以上、最後までお読み頂きまして誠にありがとうございました。
次回の記事では、「リーダー初心者のためのマーケティング戦略入門(第8回)」をお届け致します。
リーダー初心者で日々のリーダーシップにお悩みの方は、ぜひ楽しみにしていて下さい。
<主な参考文献>
この「マーケティング戦略入門」講義ブログを書くにあたって、参考にさせて頂いたり、引用させて頂いた主な参考文献を以下の通りご紹介致します。
①から⑫へ進むほど、少しずつ説明のレベルや知識の網羅性が上がっていきます。
もっとも、①~⑧までは、どの書籍も入門レベルのものですので、あまりご心配には及びません。
実際に手に取ってみて、ご自身に合うものから読み進められると良いと思います。
ご興味をお持ちになられた方はぜひお近くの書店でお買い求めください。
(個人的にリアル書店の皆様を応援しております。)
①佐藤義典『新人OL、つぶれかけの会社をまかされる』(青春出版社、2010年)
②佐藤義典『新人OL、社長になって会社を立て直す』(青春出版社、2011年)
③中野明『14歳からのマーケティング』(SOGOHOREI、2017年)
④市川晃久『マーケティングで面白いほど売り上げが伸びる本』(あさ出版、2016年)
⑤青井倫一監修・グローバルタスクフォース㈱編著『新版 通勤大学MBA2 マーケティング』(SOGOHOREI、2013年)

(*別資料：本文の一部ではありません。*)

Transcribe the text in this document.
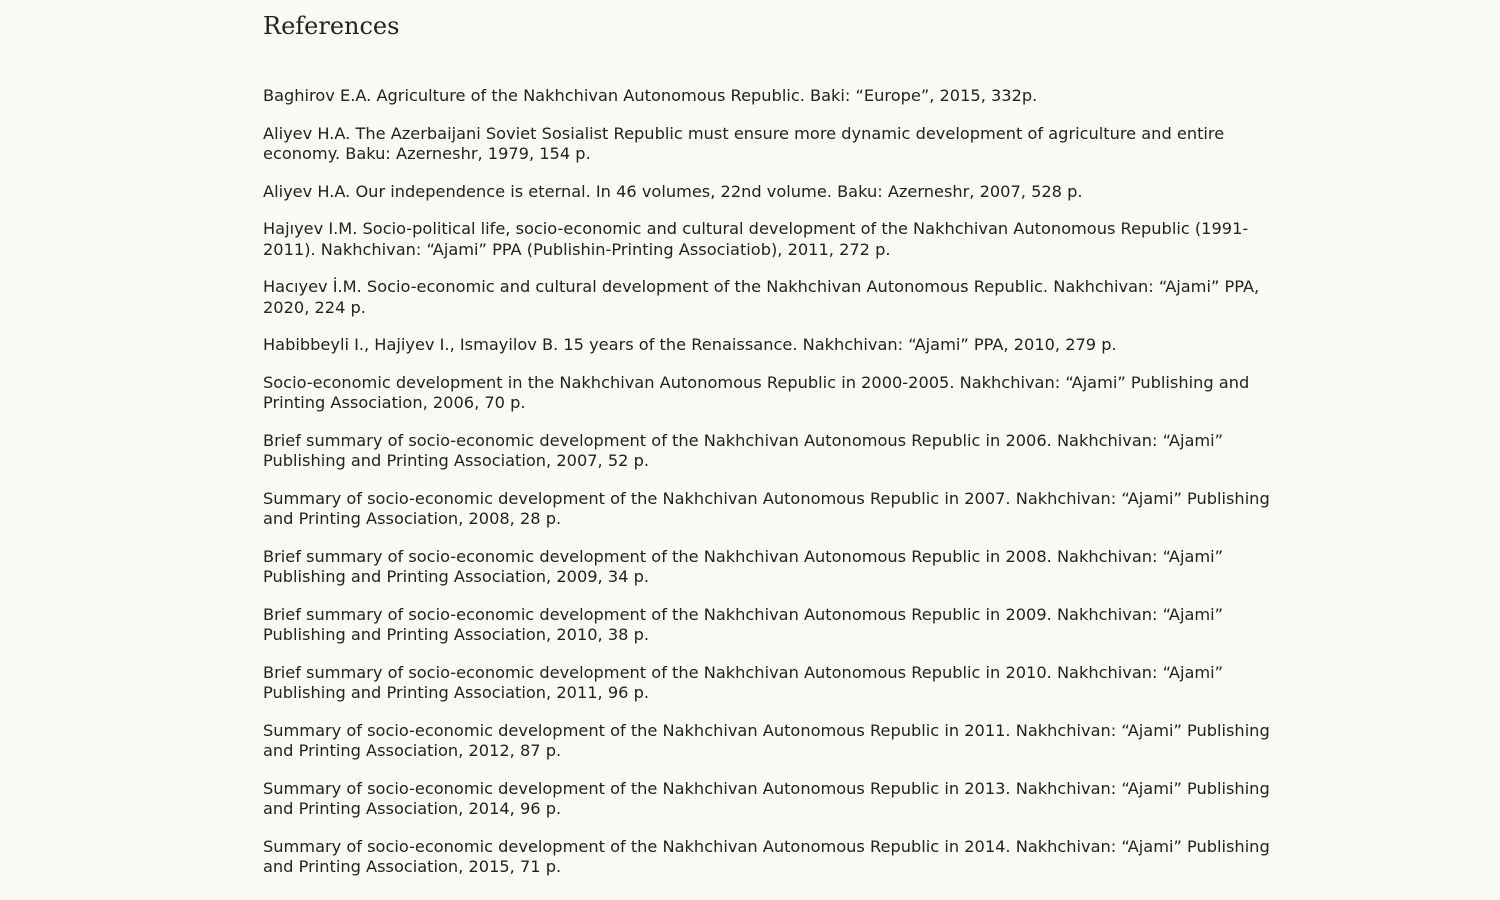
References
Baghirov E.A. Agriculture of the Nakhchivan Autonomous Republic. Baki: “Europe”, 2015, 332p.
Aliyev H.A. The Azerbaijani Soviet Sosialist Republic must ensure more dynamic development of agriculture and entire economy. Baku: Azerneshr, 1979, 154 p.
Aliyev H.A. Our independence is eternal. In 46 volumes, 22nd volume. Baku: Azerneshr, 2007, 528 p.
Hajıyev I.M. Socio-political life, socio-economic and cultural development of the Nakhchivan Autonomous Republic (1991-2011). Nakhchivan: “Ajami” PPA (Publishin-Printing Associatiob), 2011, 272 p.
Hacıyev İ.M. Socio-economic and cultural development of the Nakhchivan Autonomous Republic. Nakhchivan: “Ajami” PPA, 2020, 224 p.
Habibbeyli I., Hajiyev I., Ismayilov B. 15 years of the Renaissance. Nakhchivan: “Ajami” PPA, 2010, 279 p.
Socio-economic development in the Nakhchivan Autonomous Republic in 2000-2005. Nakhchivan: “Ajami” Publishing and Printing Association, 2006, 70 p.
Brief summary of socio-economic development of the Nakhchivan Autonomous Republic in 2006. Nakhchivan: “Ajami” Publishing and Printing Association, 2007, 52 p.
Summary of socio-economic development of the Nakhchivan Autonomous Republic in 2007. Nakhchivan: “Ajami” Publishing and Printing Association, 2008, 28 p.
Brief summary of socio-economic development of the Nakhchivan Autonomous Republic in 2008. Nakhchivan: “Ajami” Publishing and Printing Association, 2009, 34 p.
Brief summary of socio-economic development of the Nakhchivan Autonomous Republic in 2009. Nakhchivan: “Ajami” Publishing and Printing Association, 2010, 38 p.
Brief summary of socio-economic development of the Nakhchivan Autonomous Republic in 2010. Nakhchivan: “Ajami” Publishing and Printing Association, 2011, 96 p.
Summary of socio-economic development of the Nakhchivan Autonomous Republic in 2011. Nakhchivan: “Ajami” Publishing and Printing Association, 2012, 87 p.
Summary of socio-economic development of the Nakhchivan Autonomous Republic in 2013. Nakhchivan: “Ajami” Publishing and Printing Association, 2014, 96 p.
Summary of socio-economic development of the Nakhchivan Autonomous Republic in 2014. Nakhchivan: “Ajami” Publishing and Printing Association, 2015, 71 p.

⑥平野敦士カール監修『大学4年間のマーケティング見るだけノート』(宝島社、2018年)
⑦弘兼憲史・前田信弘『知識ゼロからのマーケティング入門』(幻冬舎、2009年)
⑧恩蔵直人『日経文庫 マーケティング<第2版>』(日経文庫、2019年)
⑨沼上幹『有斐閣アルマ わかりやすいマーケティング戦略〔新版〕』(有斐閣、2008年)
⑩和田充夫・恩蔵直人・三浦俊彦『有斐閣アルママーケティング戦略〔第5版〕』 (有斐閣、2016年)

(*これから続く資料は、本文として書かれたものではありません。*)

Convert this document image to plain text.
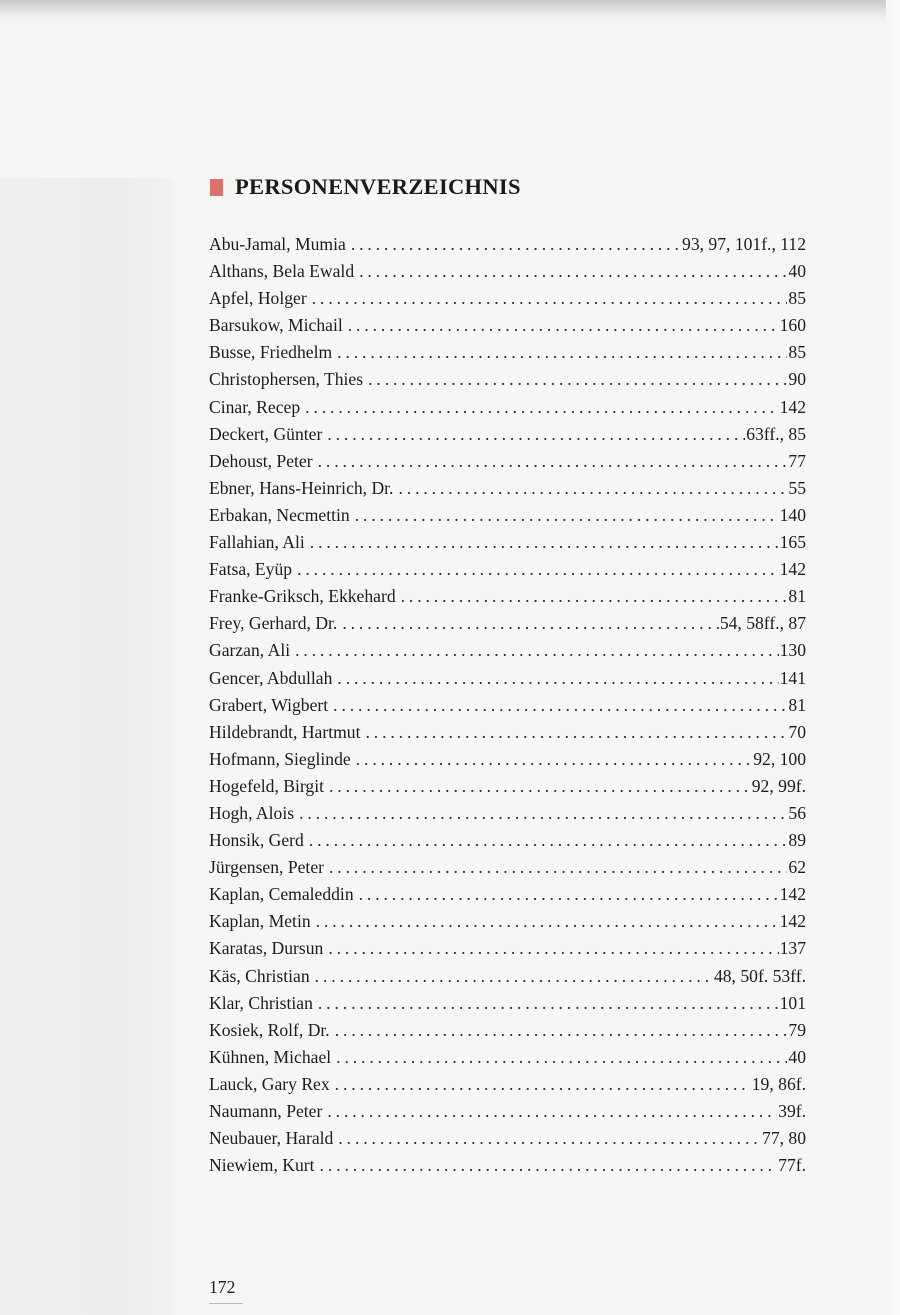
PERSONENVERZEICHNIS
Abu-Jamal, Mumia .....	93, 97, 101f., 112
Althans, Bela Ewald .....	40
Apfel, Holger .....	85
Barsukow, Michail .....	160
Busse, Friedhelm .....	85
Christophersen, Thies .....	90
Cinar, Recep .....	142
Deckert, Günter .....	63ff., 85
Dehoust, Peter .....	77
Ebner, Hans-Heinrich, Dr. .....	55
Erbakan, Necmettin .....	140
Fallahian, Ali .....	165
Fatsa, Eyüp .....	142
Franke-Griksch, Ekkehard .....	81
Frey, Gerhard, Dr. .....	54, 58ff., 87
Garzan, Ali .....	130
Gencer, Abdullah .....	141
Grabert, Wigbert .....	81
Hildebrandt, Hartmut .....	70
Hofmann, Sieglinde .....	92, 100
Hogefeld, Birgit .....	92, 99f.
Hogh, Alois .....	56
Honsik, Gerd .....	89
Jürgensen, Peter .....	62
Kaplan, Cemaleddin .....	142
Kaplan, Metin .....	142
Karatas, Dursun .....	137
Käs, Christian .....	48, 50f. 53ff.
Klar, Christian .....	101
Kosiek, Rolf, Dr. .....	79
Kühnen, Michael .....	40
Lauck, Gary Rex .....	19, 86f.
Naumann, Peter .....	39f.
Neubauer, Harald .....	77, 80
Niewiem, Kurt .....	77f.
172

⑪河野安彦『内閣府認定マーケティング検定2級試験公式問題集&解説 上巻2020年度版』(公益社団法人日本マーケティング協会、2020年)
⑫河野安彦『内閣府認定マーケティング検定2級試験公式問題集&解説 下巻2020年度版』(公益社団法人日本マーケティング協会、2020年)

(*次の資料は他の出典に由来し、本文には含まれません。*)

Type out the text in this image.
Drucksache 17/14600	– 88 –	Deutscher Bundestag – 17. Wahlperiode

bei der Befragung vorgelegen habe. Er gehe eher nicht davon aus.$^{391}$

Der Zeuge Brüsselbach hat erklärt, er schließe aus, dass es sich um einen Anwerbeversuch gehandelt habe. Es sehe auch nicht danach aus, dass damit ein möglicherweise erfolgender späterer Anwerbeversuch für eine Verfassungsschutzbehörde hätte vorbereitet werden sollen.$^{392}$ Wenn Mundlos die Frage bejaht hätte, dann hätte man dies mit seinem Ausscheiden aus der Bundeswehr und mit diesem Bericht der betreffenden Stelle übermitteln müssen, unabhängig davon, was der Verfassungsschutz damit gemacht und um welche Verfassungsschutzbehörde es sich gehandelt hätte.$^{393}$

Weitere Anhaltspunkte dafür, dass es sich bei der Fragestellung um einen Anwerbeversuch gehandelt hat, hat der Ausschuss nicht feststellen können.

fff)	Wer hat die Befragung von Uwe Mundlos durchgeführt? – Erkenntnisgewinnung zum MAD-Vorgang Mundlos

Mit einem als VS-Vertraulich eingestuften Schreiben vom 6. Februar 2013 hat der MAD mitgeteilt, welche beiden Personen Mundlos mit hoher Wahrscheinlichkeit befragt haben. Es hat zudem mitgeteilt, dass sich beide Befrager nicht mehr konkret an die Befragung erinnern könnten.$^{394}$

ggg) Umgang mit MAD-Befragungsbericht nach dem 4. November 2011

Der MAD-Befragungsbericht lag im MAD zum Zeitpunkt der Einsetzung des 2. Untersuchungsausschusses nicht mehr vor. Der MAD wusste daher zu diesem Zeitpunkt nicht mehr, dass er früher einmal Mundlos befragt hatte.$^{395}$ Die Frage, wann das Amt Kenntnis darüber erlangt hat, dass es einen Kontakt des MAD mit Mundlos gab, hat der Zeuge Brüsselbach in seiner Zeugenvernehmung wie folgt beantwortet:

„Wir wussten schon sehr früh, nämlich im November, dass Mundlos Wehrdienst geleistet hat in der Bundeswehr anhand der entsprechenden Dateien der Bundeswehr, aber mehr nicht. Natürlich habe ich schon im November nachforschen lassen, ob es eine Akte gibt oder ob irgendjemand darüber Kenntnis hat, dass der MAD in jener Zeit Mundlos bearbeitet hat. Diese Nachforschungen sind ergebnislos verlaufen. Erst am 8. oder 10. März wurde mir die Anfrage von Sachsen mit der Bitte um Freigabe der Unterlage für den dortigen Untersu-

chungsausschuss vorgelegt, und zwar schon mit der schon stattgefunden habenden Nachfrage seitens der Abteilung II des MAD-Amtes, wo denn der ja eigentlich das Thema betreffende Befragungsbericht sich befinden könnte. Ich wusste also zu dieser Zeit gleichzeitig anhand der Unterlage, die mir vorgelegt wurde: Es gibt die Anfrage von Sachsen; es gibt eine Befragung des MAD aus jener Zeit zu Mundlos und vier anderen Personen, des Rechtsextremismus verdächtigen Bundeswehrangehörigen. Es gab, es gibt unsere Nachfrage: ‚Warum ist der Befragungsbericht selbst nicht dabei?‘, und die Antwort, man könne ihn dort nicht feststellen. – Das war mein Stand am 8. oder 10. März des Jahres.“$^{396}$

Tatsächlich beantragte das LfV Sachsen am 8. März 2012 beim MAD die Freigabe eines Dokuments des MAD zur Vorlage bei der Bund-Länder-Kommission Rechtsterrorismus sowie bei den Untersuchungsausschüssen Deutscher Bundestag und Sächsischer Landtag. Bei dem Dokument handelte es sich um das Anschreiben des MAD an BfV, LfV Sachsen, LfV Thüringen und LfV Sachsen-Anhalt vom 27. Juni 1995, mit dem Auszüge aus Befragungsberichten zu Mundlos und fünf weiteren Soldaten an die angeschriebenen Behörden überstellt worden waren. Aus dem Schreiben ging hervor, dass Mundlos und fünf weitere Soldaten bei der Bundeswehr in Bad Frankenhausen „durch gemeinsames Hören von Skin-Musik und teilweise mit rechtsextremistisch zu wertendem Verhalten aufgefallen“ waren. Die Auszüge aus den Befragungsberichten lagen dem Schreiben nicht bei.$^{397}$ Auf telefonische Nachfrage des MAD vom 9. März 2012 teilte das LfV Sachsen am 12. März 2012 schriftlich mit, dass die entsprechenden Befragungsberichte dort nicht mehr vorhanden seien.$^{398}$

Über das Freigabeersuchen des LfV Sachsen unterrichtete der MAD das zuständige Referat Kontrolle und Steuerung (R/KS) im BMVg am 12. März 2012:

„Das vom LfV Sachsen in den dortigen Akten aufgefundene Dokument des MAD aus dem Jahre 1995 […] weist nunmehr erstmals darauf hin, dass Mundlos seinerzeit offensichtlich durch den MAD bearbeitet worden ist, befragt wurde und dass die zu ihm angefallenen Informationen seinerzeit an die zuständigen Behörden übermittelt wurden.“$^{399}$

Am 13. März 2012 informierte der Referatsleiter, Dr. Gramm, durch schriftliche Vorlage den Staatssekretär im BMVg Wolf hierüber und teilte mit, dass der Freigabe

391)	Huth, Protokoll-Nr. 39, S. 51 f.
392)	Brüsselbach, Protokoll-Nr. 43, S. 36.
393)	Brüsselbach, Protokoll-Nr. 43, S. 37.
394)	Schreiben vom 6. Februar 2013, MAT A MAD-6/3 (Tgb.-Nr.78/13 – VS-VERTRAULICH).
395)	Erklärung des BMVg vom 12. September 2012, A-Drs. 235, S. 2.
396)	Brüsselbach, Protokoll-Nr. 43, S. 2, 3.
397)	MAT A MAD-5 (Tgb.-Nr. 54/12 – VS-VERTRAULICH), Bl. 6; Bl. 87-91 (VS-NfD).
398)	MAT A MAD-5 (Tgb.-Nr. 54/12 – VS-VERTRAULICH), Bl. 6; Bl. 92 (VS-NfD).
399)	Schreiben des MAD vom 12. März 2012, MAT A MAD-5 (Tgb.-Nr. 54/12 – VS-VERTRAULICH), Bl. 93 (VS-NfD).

マーケティングを全く学んだことがない方は、①・ ②と③から読み始めると良いと思います。
手っ取り早く学びたい方は、① ・②と⑥を読めばマーケティングの全体像をつかめます。
これからマーケティングを本格的に学んでいきたい方は、①・ ②と⑥を読んだ後、⑧と⑨を読んで基礎固めを行い、その後に⑩~⑫へと読み進んでいかれると良いでしょう。